PMI has filed patents for vaping technology that includes sensors that are designed to monitor the characteristics of their users and provide therapeutic data, according to the Patent Landscape Report. Should these devices make their way into consumer nicotine products, Ghafele concludes, this would shift the purpose of these products from purely recreational to therapeutic, making nicotine businesses potential partners for insurance companies, public health authorities and other related industries. It could also further normalize—and improve access to—reduced-risk product technologies.
While the patent publications by nicotine companies indicate a “pharmaceuticalizaton” of these industries, patent filings by pharmaceutical companies active in nicotine-replacement therapies suggest that these players remained focused on pharmaceutical uses for nicotine and are uninterested in entering the recreational nicotine space.
Reserved for High-Income Countries
In heated-tobacco technology, Ghafele found, most patents related to the design and manufacture of devices with an emphasis on the heating element, which tobacco companies seek to improve to increase the efficiency of their technology. BAT’s current Glo HTP range is heated by induction technology, thus avoiding direct contact between the electronics and the heating element. JTI’s Ploom S and Ploom X HTP models, by contrast, work with the company’s proprietary HeatFlow technology, where a ribbed heat chamber heats the tobacco stick from the outside for minimal charring.

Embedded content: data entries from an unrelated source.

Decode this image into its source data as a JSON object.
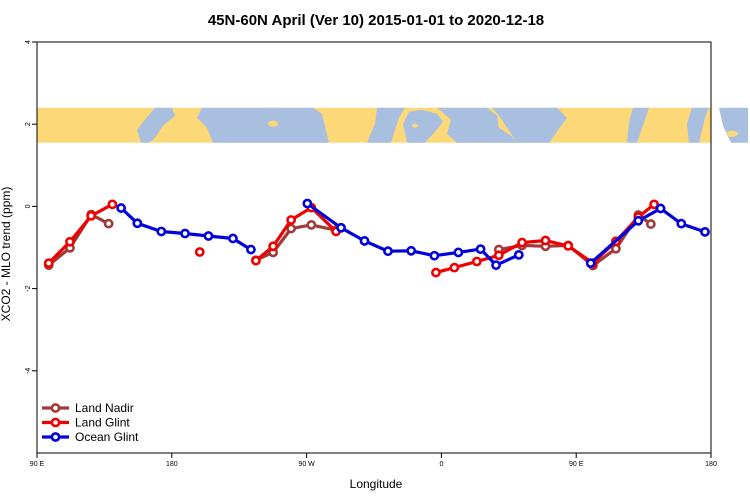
{
  "chart_data": {
    "type": "line",
    "title": "45N-60N April (Ver 10)   2015-01-01 to 2020-12-18",
    "xlabel": "Longitude",
    "ylabel": "XCO2 - MLO trend (ppm)",
    "xlim": [
      -90,
      180
    ],
    "ylim": [
      -6,
      4
    ],
    "x_ticks": [
      {
        "value": -90,
        "label": "90 E"
      },
      {
        "value": -36,
        "label": "180"
      },
      {
        "value": 18,
        "label": "90 W"
      },
      {
        "value": 72,
        "label": "0"
      },
      {
        "value": 126,
        "label": "90 E"
      },
      {
        "value": 180,
        "label": "180"
      }
    ],
    "y_ticks": [
      {
        "value": -4,
        "label": "-4"
      },
      {
        "value": -2,
        "label": "-2"
      },
      {
        "value": 0,
        "label": "0"
      },
      {
        "value": 2,
        "label": "2"
      },
      {
        "value": 4,
        "label": "4"
      }
    ],
    "map_strip": {
      "y_top": 2.4,
      "y_bottom": 1.55,
      "ocean_color": "#a8bfe0",
      "land_color": "#fdd879"
    },
    "legend_position": "bottom-left",
    "series": [
      {
        "name": "Land Nadir",
        "color": "#a33a3a",
        "segments": [
          [
            [
              -85.3,
              -1.43
            ],
            [
              -76.8,
              -1.01
            ],
            [
              -68.3,
              -0.2
            ],
            [
              -61.3,
              -0.42
            ]
          ],
          [
            [
              -2.3,
              -1.31
            ],
            [
              4.6,
              -1.12
            ],
            [
              11.8,
              -0.54
            ],
            [
              19.9,
              -0.45
            ],
            [
              29.8,
              -0.58
            ]
          ],
          [
            [
              95.0,
              -1.05
            ],
            [
              104.3,
              -0.95
            ],
            [
              113.7,
              -0.97
            ],
            [
              122.8,
              -0.95
            ],
            [
              132.7,
              -1.44
            ],
            [
              141.9,
              -1.03
            ],
            [
              150.9,
              -0.21
            ],
            [
              155.9,
              -0.43
            ]
          ]
        ]
      },
      {
        "name": "Land Glint",
        "color": "#ee0000",
        "segments": [
          [
            [
              -85.3,
              -1.38
            ],
            [
              -76.8,
              -0.86
            ],
            [
              -68.3,
              -0.23
            ],
            [
              -59.8,
              0.05
            ]
          ],
          [
            [
              -24.8,
              -1.11
            ]
          ],
          [
            [
              -2.3,
              -1.32
            ],
            [
              4.6,
              -0.97
            ],
            [
              11.8,
              -0.33
            ],
            [
              19.9,
              -0.03
            ],
            [
              29.8,
              -0.61
            ]
          ],
          [
            [
              69.8,
              -1.61
            ],
            [
              77.2,
              -1.49
            ],
            [
              86.2,
              -1.34
            ],
            [
              95.0,
              -1.19
            ],
            [
              104.3,
              -0.88
            ],
            [
              113.7,
              -0.83
            ],
            [
              122.8,
              -0.96
            ],
            [
              132.7,
              -1.38
            ],
            [
              141.9,
              -0.85
            ],
            [
              150.9,
              -0.26
            ],
            [
              157.2,
              0.05
            ]
          ]
        ]
      },
      {
        "name": "Ocean Glint",
        "color": "#0000dd",
        "segments": [
          [
            [
              -56.3,
              -0.04
            ],
            [
              -49.8,
              -0.41
            ],
            [
              -40.2,
              -0.61
            ],
            [
              -30.7,
              -0.66
            ],
            [
              -21.3,
              -0.72
            ],
            [
              -11.5,
              -0.78
            ],
            [
              -4.3,
              -1.05
            ]
          ],
          [
            [
              18.3,
              0.07
            ],
            [
              31.8,
              -0.52
            ],
            [
              41.2,
              -0.84
            ],
            [
              50.6,
              -1.09
            ],
            [
              59.9,
              -1.08
            ],
            [
              69.2,
              -1.2
            ],
            [
              78.8,
              -1.12
            ],
            [
              87.7,
              -1.04
            ],
            [
              93.9,
              -1.43
            ],
            [
              103.0,
              -1.18
            ]
          ],
          [
            [
              131.8,
              -1.38
            ],
            [
              150.9,
              -0.35
            ],
            [
              159.8,
              -0.05
            ],
            [
              168.1,
              -0.42
            ],
            [
              177.6,
              -0.62
            ]
          ]
        ]
      }
    ]
  }
}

Following the blade-heating technology employed in initial generations of IQOS, PMI has added induction to heat the tobacco in its latest generation of HTP devices, IQOS ILUMA, which launched in 2021. The company’s TEEPS HTP platform, meanwhile, uses carbon-heating technology. The device works without electronics. It features a charcoal tip that is lit to produce heat. In the charcoal tip, oxygen reacts with the carbon in a combustion process, producing heat and carbon dioxide. An aluminum disk separates the charcoal from the tobacco, transferring the heat but blocking the airflow, thus preventing the tobacco from reaching the ignition point.
Of the HTP patents analyzed by Ghafele, 38 percent were filed under therapy-related codes. The frequent mention of antineoplastic agents, which are medications used for cancer treatment, could indicate that companies are researching these agents to reduce the health risks of their products, she notes. There was also high patent activity relating to the therapeutic use of nicotine for neurological disorders, such as Parkinson’s disease or Alzheimer’s disease.
While the report suggests that the once-staid tobacco industry has evolved into a highly innovative sector, it also reveals a shortcoming: Few of the patent applications are filed in the developing world, where intellectual property protections tend to be weak. Given that most smokers live in low-income and middle-income countries, this represents a missed opportunity for tobacco harm reduction.
To bridge the gap, says Ghafele, stakeholders should explore ways to better integrate the needs of developing countries and motivate tobacco companies to offer potentially less harmful products outside of the wealthy world.